This invention relates to a method of creating pulses from a copper vapor laser of less than 10 nsec FWHM (Full Width Half Maximum) duration of use in such applications as femtosecond pulse amplification, frequency doubling, coastal mapping, underwater object detection, and the like.
The output pulse from a standard copper vapor laser generally includes a series of peaks, the number of which depends upon the resonator design. This pulse shape is not ideal for any of the applications mentioned above. For certain applications, it is desirable to modify the pulse temporal shape to produce a single peak of duration less than 10 nanoseconds (nsec.). One technique for doing this is to increase the laser cavity length. This effectively removes some of the peaks at the end of the pulse, but fails to remove the initial peak. In addition, it does not increase the power in the main peak. Another technique incorporates a cavity dumper or Q-switch in the laser cavity. This is not practical for copper vapor lasers because of the large beam diameters (typically greater than 1 inch). Most Q-switches with fast enough response have much smaller clear apertures, and thus have not been successfully used on copper vapor lasers.

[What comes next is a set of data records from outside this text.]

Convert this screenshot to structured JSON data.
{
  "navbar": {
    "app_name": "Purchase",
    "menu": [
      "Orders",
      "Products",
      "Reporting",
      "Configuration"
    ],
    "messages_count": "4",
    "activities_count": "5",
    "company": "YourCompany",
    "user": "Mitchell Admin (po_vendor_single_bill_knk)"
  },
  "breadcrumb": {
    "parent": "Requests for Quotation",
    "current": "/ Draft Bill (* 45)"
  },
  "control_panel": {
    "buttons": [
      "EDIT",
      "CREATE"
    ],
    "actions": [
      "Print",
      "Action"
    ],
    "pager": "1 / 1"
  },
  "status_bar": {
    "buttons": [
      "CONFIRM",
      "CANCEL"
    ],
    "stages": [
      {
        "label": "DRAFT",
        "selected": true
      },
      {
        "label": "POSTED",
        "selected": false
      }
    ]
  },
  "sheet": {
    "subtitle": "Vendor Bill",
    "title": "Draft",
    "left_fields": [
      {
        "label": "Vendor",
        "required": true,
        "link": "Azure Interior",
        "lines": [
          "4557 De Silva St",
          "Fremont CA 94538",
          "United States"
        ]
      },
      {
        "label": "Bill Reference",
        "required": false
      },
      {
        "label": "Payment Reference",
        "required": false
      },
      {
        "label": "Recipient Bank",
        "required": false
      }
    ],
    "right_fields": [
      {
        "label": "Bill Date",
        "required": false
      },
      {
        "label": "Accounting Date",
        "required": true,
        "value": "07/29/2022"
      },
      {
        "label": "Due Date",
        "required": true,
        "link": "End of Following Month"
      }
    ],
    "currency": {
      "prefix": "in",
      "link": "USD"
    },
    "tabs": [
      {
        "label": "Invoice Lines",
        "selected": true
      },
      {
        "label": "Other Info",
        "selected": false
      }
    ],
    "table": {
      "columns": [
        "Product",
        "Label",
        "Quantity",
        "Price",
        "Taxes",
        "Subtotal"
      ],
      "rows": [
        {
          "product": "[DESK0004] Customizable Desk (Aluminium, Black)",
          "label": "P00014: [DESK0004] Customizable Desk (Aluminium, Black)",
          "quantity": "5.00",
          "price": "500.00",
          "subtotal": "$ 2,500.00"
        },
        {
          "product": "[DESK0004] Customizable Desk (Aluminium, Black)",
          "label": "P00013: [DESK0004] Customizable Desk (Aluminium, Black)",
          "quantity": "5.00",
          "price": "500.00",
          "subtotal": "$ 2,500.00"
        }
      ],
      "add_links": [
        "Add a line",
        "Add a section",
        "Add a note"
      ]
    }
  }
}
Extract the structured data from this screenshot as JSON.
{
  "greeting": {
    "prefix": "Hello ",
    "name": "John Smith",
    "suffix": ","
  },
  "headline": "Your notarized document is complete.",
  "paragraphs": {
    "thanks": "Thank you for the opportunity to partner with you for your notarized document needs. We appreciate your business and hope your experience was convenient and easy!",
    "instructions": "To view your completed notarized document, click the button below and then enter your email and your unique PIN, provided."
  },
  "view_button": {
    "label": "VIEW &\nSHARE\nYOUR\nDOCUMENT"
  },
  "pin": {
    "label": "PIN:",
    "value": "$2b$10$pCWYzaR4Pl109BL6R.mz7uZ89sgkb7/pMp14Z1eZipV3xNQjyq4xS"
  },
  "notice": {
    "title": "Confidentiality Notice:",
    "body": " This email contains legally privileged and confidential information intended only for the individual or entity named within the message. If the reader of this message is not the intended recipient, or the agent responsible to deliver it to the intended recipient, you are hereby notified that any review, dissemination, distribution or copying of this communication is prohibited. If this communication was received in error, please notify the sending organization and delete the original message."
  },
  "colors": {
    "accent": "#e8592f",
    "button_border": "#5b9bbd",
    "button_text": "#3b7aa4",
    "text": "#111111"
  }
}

The copper vapor laser, because of its high gain, is unpolarized. Typically lasers utilize Brewster angle windows to polarize the beam. These windows have high loss in one polarization and low loss in the other. The high loss polarization fails to support laser action because the gain is less than the loss. In copper vapor lasers, the gain is much higher than the loss and thus laser action can be supported in both polarizations. Consequently windows are not installed at Brewsters angle, but rather at a angle near normal incidence.